You need to prepare for the rapid pace of medical progress in order to be competitive in the future. Says the director of marketing for an office-based surgical practice in New York: "Technolo-gy will move forward whether you want it to or not. If you're not thinking ahead, playing catch-up is going to be very expensive down the road."

Final advice
When the time does come for you to re-do your OR, involve every member of the surgical team from day one. Even the highest-tech OR won't function smoothly if insufficient space and storage and inefficient workflow hold you back.

"This never seems to be taken into consideration," says one panelist. "Bring in the people who are working day-in and day-out in the ORs.
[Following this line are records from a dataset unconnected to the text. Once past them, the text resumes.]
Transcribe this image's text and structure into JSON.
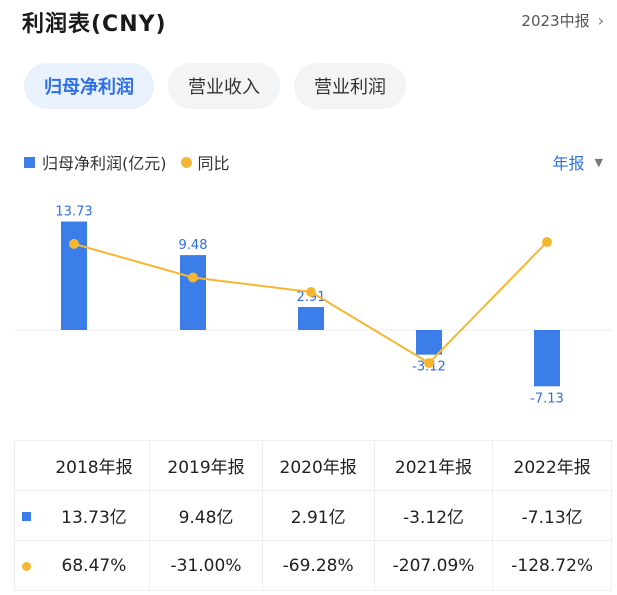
{
  "header": {
    "title": "利润表(CNY)",
    "period": "2023中报",
    "chevron": "›"
  },
  "tabs": [
    {
      "label": "归母净利润",
      "active": true
    },
    {
      "label": "营业收入",
      "active": false
    },
    {
      "label": "营业利润",
      "active": false
    }
  ],
  "legend": {
    "bar_label": "归母净利润(亿元)",
    "line_label": "同比"
  },
  "annual_select": {
    "label": "年报",
    "icon": "caret-down-icon"
  },
  "colors": {
    "bar": "#3c7ee9",
    "line": "#f5b731",
    "positive": "#e5484d",
    "negative": "#2fa66b",
    "label": "#2f6fe4"
  },
  "chart_data": {
    "type": "bar",
    "categories": [
      "2018年报",
      "2019年报",
      "2020年报",
      "2021年报",
      "2022年报"
    ],
    "series": [
      {
        "name": "归母净利润(亿元)",
        "type": "bar",
        "values": [
          13.73,
          9.48,
          2.91,
          -3.12,
          -7.13
        ]
      },
      {
        "name": "同比",
        "type": "line",
        "values": [
          68.47,
          -31.0,
          -69.28,
          -207.09,
          -128.72
        ]
      }
    ],
    "data_labels": [
      "13.73",
      "9.48",
      "2.91",
      "-3.12",
      "-7.13"
    ],
    "line_shape": [
      0.04,
      0.76,
      1.07,
      2.59,
      0.0
    ]
  },
  "table": {
    "headers": [
      "2018年报",
      "2019年报",
      "2020年报",
      "2021年报",
      "2022年报"
    ],
    "profit_row": [
      "13.73亿",
      "9.48亿",
      "2.91亿",
      "-3.12亿",
      "-7.13亿"
    ],
    "yoy_row": [
      "68.47%",
      "-31.00%",
      "-69.28%",
      "-207.09%",
      "-128.72%"
    ],
    "yoy_sign": [
      "pos",
      "neg",
      "neg",
      "neg",
      "neg"
    ]
  }
}
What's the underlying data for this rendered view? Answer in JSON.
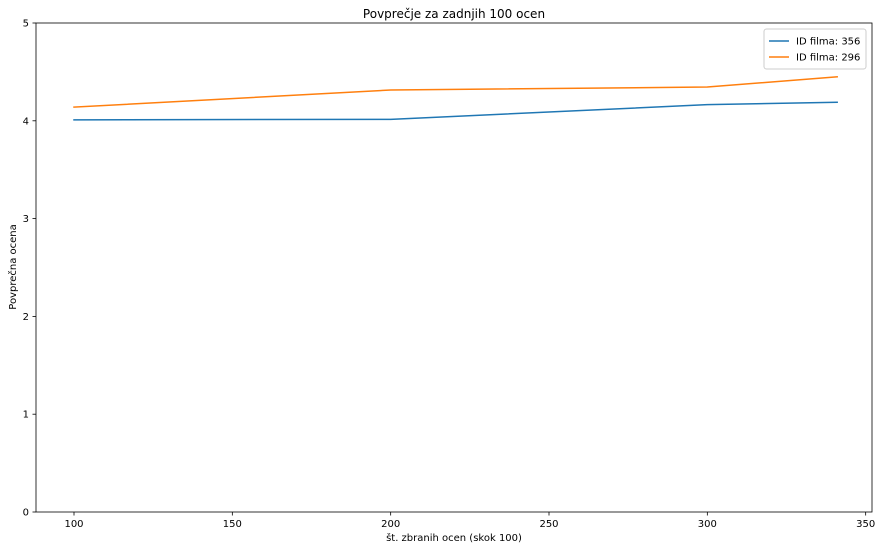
{
  "chart_data": {
    "type": "line",
    "title": "Povprečje za zadnjih 100 ocen",
    "xlabel": "št. zbranih ocen (skok 100)",
    "ylabel": "Povprečna ocena",
    "xlim": [
      88,
      352
    ],
    "ylim": [
      0,
      5
    ],
    "xticks": [
      100,
      150,
      200,
      250,
      300,
      350
    ],
    "yticks": [
      0,
      1,
      2,
      3,
      4,
      5
    ],
    "grid": false,
    "legend_position": "top-right",
    "series": [
      {
        "name": "ID filma: 356",
        "color": "#1f77b4",
        "x": [
          100,
          200,
          300,
          341
        ],
        "y": [
          4.01,
          4.015,
          4.165,
          4.19
        ]
      },
      {
        "name": "ID filma: 296",
        "color": "#ff7f0e",
        "x": [
          100,
          200,
          300,
          341
        ],
        "y": [
          4.14,
          4.315,
          4.345,
          4.45
        ]
      }
    ]
  }
}
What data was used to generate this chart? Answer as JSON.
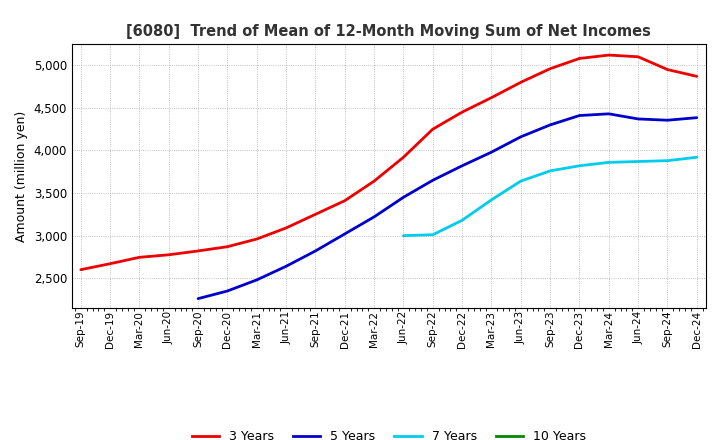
{
  "title": "[6080]  Trend of Mean of 12-Month Moving Sum of Net Incomes",
  "ylabel": "Amount (million yen)",
  "background_color": "#ffffff",
  "plot_bg_color": "#ffffff",
  "grid_color": "#999999",
  "ylim": [
    2150,
    5250
  ],
  "yticks": [
    2500,
    3000,
    3500,
    4000,
    4500,
    5000
  ],
  "x_labels": [
    "Sep-19",
    "Dec-19",
    "Mar-20",
    "Jun-20",
    "Sep-20",
    "Dec-20",
    "Mar-21",
    "Jun-21",
    "Sep-21",
    "Dec-21",
    "Mar-22",
    "Jun-22",
    "Sep-22",
    "Dec-22",
    "Mar-23",
    "Jun-23",
    "Sep-23",
    "Dec-23",
    "Mar-24",
    "Jun-24",
    "Sep-24",
    "Dec-24"
  ],
  "series": {
    "3 Years": {
      "color": "#ee0000",
      "data_x": [
        0,
        1,
        2,
        3,
        4,
        5,
        6,
        7,
        8,
        9,
        10,
        11,
        12,
        13,
        14,
        15,
        16,
        17,
        18,
        19,
        20,
        21
      ],
      "data_y": [
        2600,
        2670,
        2745,
        2775,
        2820,
        2870,
        2960,
        3090,
        3250,
        3410,
        3640,
        3920,
        4250,
        4450,
        4620,
        4800,
        4960,
        5080,
        5120,
        5100,
        4950,
        4870
      ]
    },
    "5 Years": {
      "color": "#0000cc",
      "data_x": [
        4,
        5,
        6,
        7,
        8,
        9,
        10,
        11,
        12,
        13,
        14,
        15,
        16,
        17,
        18,
        19,
        20,
        21
      ],
      "data_y": [
        2260,
        2350,
        2480,
        2640,
        2820,
        3020,
        3220,
        3450,
        3650,
        3820,
        3980,
        4160,
        4300,
        4410,
        4430,
        4370,
        4355,
        4385
      ]
    },
    "7 Years": {
      "color": "#00ccee",
      "data_x": [
        11,
        12,
        13,
        14,
        15,
        16,
        17,
        18,
        19,
        20,
        21
      ],
      "data_y": [
        3000,
        3010,
        3180,
        3420,
        3640,
        3760,
        3820,
        3860,
        3870,
        3880,
        3920
      ]
    },
    "10 Years": {
      "color": "#008800",
      "data_x": [],
      "data_y": []
    }
  },
  "legend_labels": [
    "3 Years",
    "5 Years",
    "7 Years",
    "10 Years"
  ],
  "legend_colors": [
    "#ee0000",
    "#0000cc",
    "#00ccee",
    "#008800"
  ]
}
Not the hospital administrators. Not the surgeons, who walk in after everything is ready. But the nurses, the scrubs and the instrument room and central supply personnel. These people know the barriers to efficiency, they understand the flow. They're the ones running from one end of a long hallway to the other trying to get a piece of equipment or a supply. They're the ones trying to jump over cords and squeeze by the sterile field to get to the phone."

Adds another: "Most ASCs are built with attention to the money-making areas. But to keep the flow moving as smoothly as possible, the support areas deserve as much attention. A happy, comfortable staff will be much more productive."